Zunächst versuchte Szlengel noch, sein gewohntes Genre zu pflegen und wirkte im Kaffeehaus "Sztuka" (Kunst) am "Lebenden Tagesanzeiger" mit, einer gesprochenen Zeitung, die die Tagesereignisse kabarettistisch kommentierte. Sie war so beliebt bei den Gettobewohnern, dass Szlengel auch dann noch weiter auftrat, als die Mehrzahl der Künstler bereits bei Erschießungen und Straßenrazzien ums Leben gekommen war.
Er erzählte über den Tod des Kinderarztes Janusz Korczaks, über die Deportationen, schilderte die wachsende Hoffnungslosigkeit. Seine Verse wurden gelesen, wie Halina Birenbaum bemerkte, "mit einem gierigen Heißhunger, als ob sie belebende Säfte wären, die man mit unbeherrschbaren Durst in sich hineinschüttet, um nicht zu krepieren".
Heute sind seine Gedichte erschütternde Zeugnisse einer nicht mehr existierenden Welt.
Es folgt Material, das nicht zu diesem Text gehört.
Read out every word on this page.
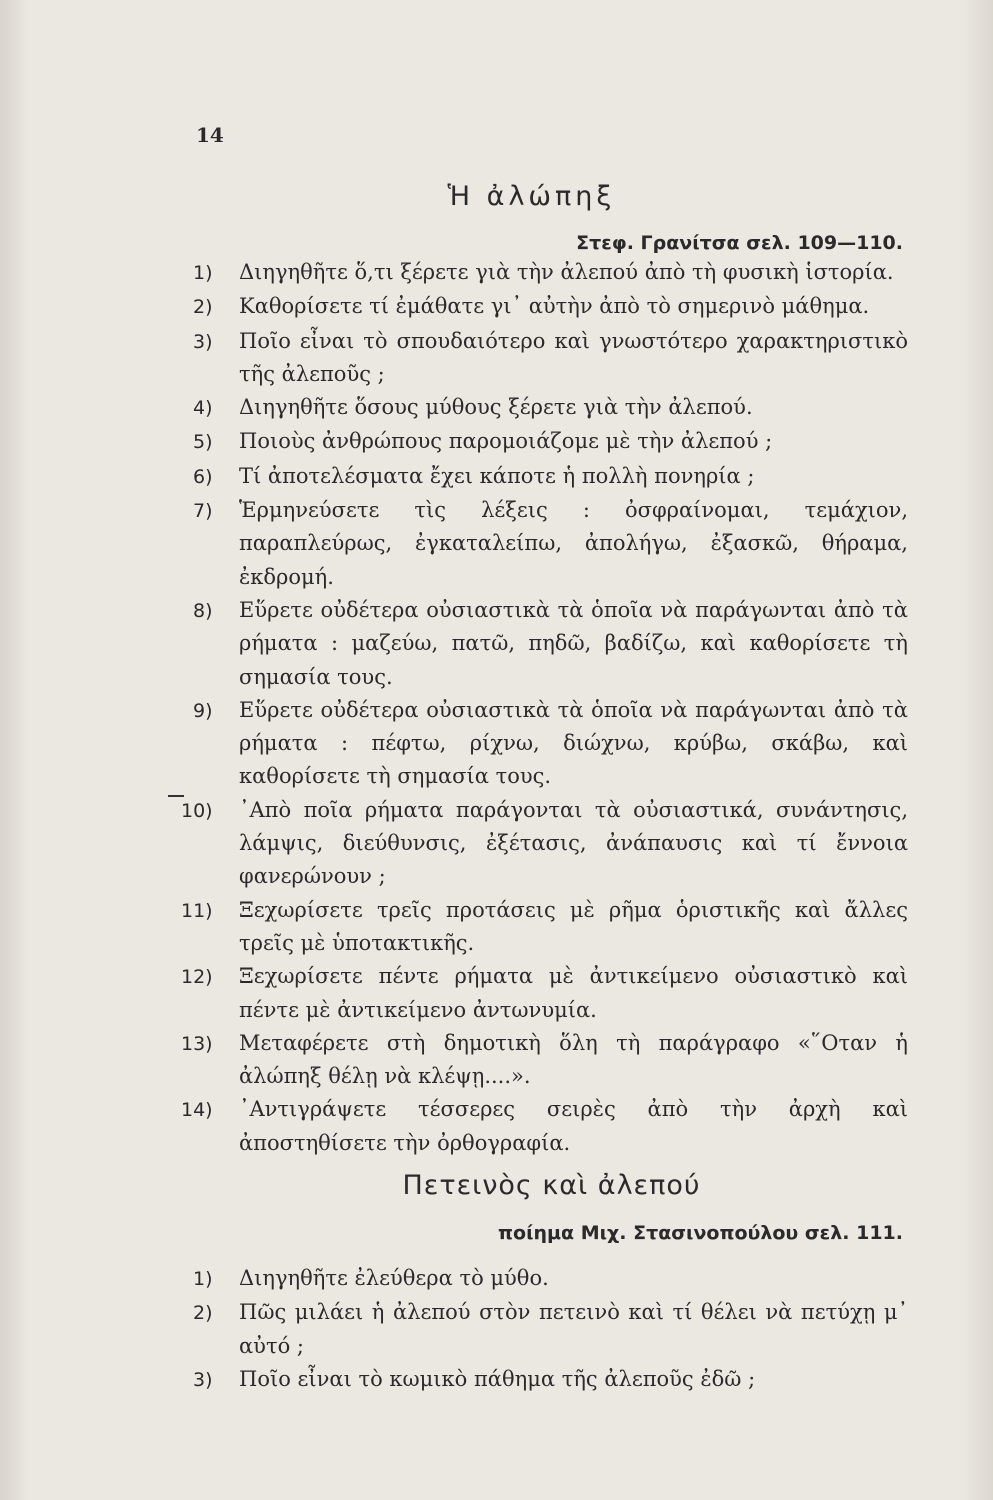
14
Ἡ ἀλώπηξ
Στεφ. Γρανίτσα σελ. 109—110.
1)	Διηγηθῆτε ὅ,τι ξέρετε γιὰ τὴν ἀλεπού ἀπὸ τὴ φυσικὴ ἱστορία.
2)	Καθορίσετε τί ἐμάθατε γι᾿ αὐτὴν ἀπὸ τὸ σημερινὸ μάθημα.
3)	Ποῖο εἶναι τὸ σπουδαιότερο καὶ γνωστότερο χαρακτηριστικὸ τῆς ἀλεποῦς ;
4)	Διηγηθῆτε ὅσους μύθους ξέρετε γιὰ τὴν ἀλεπού.
5)	Ποιοὺς ἀνθρώπους παρομοιάζομε μὲ τὴν ἀλεπού ;
6)	Τί ἀποτελέσματα ἔχει κάποτε ἡ πολλὴ πονηρία ;
7)	Ἑρμηνεύσετε τὶς λέξεις : ὀσφραίνομαι, τεμάχιον, παραπλεύρως, ἐγκαταλείπω, ἀπολήγω, ἐξασκῶ, θήραμα, ἐκδρομή.
8)	Εὕρετε οὐδέτερα οὐσιαστικὰ τὰ ὁποῖα νὰ παράγωνται ἀπὸ τὰ ρήματα : μαζεύω, πατῶ, πηδῶ, βαδίζω, καὶ καθορίσετε τὴ σημασία τους.
9)	Εὕρετε οὐδέτερα οὐσιαστικὰ τὰ ὁποῖα νὰ παράγωνται ἀπὸ τὰ ρήματα : πέφτω, ρίχνω, διώχνω, κρύβω, σκάβω, καὶ καθορίσετε τὴ σημασία τους.
10)	᾿Απὸ ποῖα ρήματα παράγονται τὰ οὐσιαστικά, συνάντησις, λάμψις, διεύθυνσις, ἐξέτασις, ἀνάπαυσις καὶ τί ἔννοια φανερώνουν ;
11)	Ξεχωρίσετε τρεῖς προτάσεις μὲ ρῆμα ὁριστικῆς καὶ ἄλλες τρεῖς μὲ ὑποτακτικῆς.
12)	Ξεχωρίσετε πέντε ρήματα μὲ ἀντικείμενο οὐσιαστικὸ καὶ πέντε μὲ ἀντικείμενο ἀντωνυμία.
13)	Μεταφέρετε στὴ δημοτικὴ ὅλη τὴ παράγραφο «῞Οταν ἡ ἀλώπηξ θέλῃ νὰ κλέψῃ....».
14)	᾿Αντιγράψετε τέσσερες σειρὲς ἀπὸ τὴν ἀρχὴ καὶ ἀποστηθίσετε τὴν ὀρθογραφία.
Πετεινὸς καὶ ἀλεπού
ποίημα Μιχ. Στασινοπούλου σελ. 111.
1)	Διηγηθῆτε ἐλεύθερα τὸ μύθο.
2)	Πῶς μιλάει ἡ ἀλεπού στὸν πετεινὸ καὶ τί θέλει νὰ πετύχῃ μ᾿ αὐτό ;
3)	Ποῖο εἶναι τὸ κωμικὸ πάθημα τῆς ἀλεποῦς ἐδῶ ;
Der ihnen eigene Pathos könnte unter anderen Umständen stören, aber in diesen Zeiten und zu diesen Menschen konnte man kaum anders reden. Diese Gedichte retteten die Menschenwürde derer, die über Jahre hin wie seelenloses Fleisch behandelt wurden. In einem seiner Gedichte, "Gegenangriff", schreibt Szlengel nach dem ersten Aufstand im Januar 1943: "Das Fleisch spuckt durch Fenster Granaten/ Das Fleisch faucht mit purpurroter Flamme/ Krampfhaft an zitternden Resten des Lebens sich haltend..." Der genaue Todestag des Dichters, dessen Verse anderen halfen weiterzuleben, ist nicht bekannt. Man weiß nur, dass er während des Aufstandes im April im Bunker des Szymon Kac starb. Er wurde 32 Jahre alt.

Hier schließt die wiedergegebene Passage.